Por su parte, Saer describe la autonomía de la obra de Ortiz con una lógica interna que lo mantuvo alejado de los eslóganes y del mercado editorial (80). En sintonía con este modo de la autonomía poética, Saer agrega en el film Homenaje a Juan L. Ortiz de Marilyn Contardi (1994) que las preocupaciones sociales en la poesía de Ortiz están perfectamente alejadas de los «discursos declamatorios y meros eslóganes políticos a los que nos han habituado los así llamados poetas comprometidos».

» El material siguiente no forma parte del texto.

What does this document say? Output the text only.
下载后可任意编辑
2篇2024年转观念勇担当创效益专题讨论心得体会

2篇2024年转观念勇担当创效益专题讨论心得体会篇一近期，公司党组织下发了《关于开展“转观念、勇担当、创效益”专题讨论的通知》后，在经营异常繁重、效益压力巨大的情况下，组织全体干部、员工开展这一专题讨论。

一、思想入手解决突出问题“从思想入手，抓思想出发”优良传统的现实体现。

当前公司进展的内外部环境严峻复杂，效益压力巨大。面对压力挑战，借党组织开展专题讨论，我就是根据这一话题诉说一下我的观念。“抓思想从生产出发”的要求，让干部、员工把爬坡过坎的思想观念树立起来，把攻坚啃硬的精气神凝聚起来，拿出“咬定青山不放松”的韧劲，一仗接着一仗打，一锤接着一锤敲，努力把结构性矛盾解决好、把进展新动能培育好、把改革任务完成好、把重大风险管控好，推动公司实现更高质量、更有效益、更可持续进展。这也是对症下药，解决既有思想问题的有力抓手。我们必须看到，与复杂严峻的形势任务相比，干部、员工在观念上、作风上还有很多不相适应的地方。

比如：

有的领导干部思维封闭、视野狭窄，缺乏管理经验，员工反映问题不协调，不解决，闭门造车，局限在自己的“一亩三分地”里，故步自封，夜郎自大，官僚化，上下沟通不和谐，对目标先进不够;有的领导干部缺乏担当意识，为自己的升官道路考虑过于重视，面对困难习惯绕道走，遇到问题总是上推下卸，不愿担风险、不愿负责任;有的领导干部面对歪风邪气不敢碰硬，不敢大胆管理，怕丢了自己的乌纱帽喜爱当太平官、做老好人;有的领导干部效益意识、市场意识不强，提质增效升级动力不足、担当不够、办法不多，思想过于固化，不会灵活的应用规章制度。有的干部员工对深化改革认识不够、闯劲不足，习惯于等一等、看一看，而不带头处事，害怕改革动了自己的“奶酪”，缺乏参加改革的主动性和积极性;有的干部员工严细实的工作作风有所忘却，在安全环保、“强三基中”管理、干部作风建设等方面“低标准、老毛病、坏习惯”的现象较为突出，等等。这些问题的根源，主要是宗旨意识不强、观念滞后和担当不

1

Gramuglio parece querer suturar estas dos vertientes críticas describiendo tres movimientos: la dicha, figurada en la integración armónica del poeta y el paisaje natural; la irrupción de la injusticia social que corroe esa armonía; y el anhelo de un orden superador en el que la contradicción quede disuelta (2004:56). Para Beatriz Sarlo, los temas sociales son el gran «riesgo» que enfrenta la poesía de Ortiz, porque se trata de una materia marcada por el sentimentalismo y el humanismo, lo que amenaza al poema con «precipitarse en lo obvio» (274). Por su parte, Freidemberg señala que Ortiz nunca concibió la poesía como un instrumento de lucha ni la subordinó a un fin político y, si bien aparecen temas políticos, aunque escasamente, son siempre integrados en un sistema más «vasto» o «esencial» (84–85).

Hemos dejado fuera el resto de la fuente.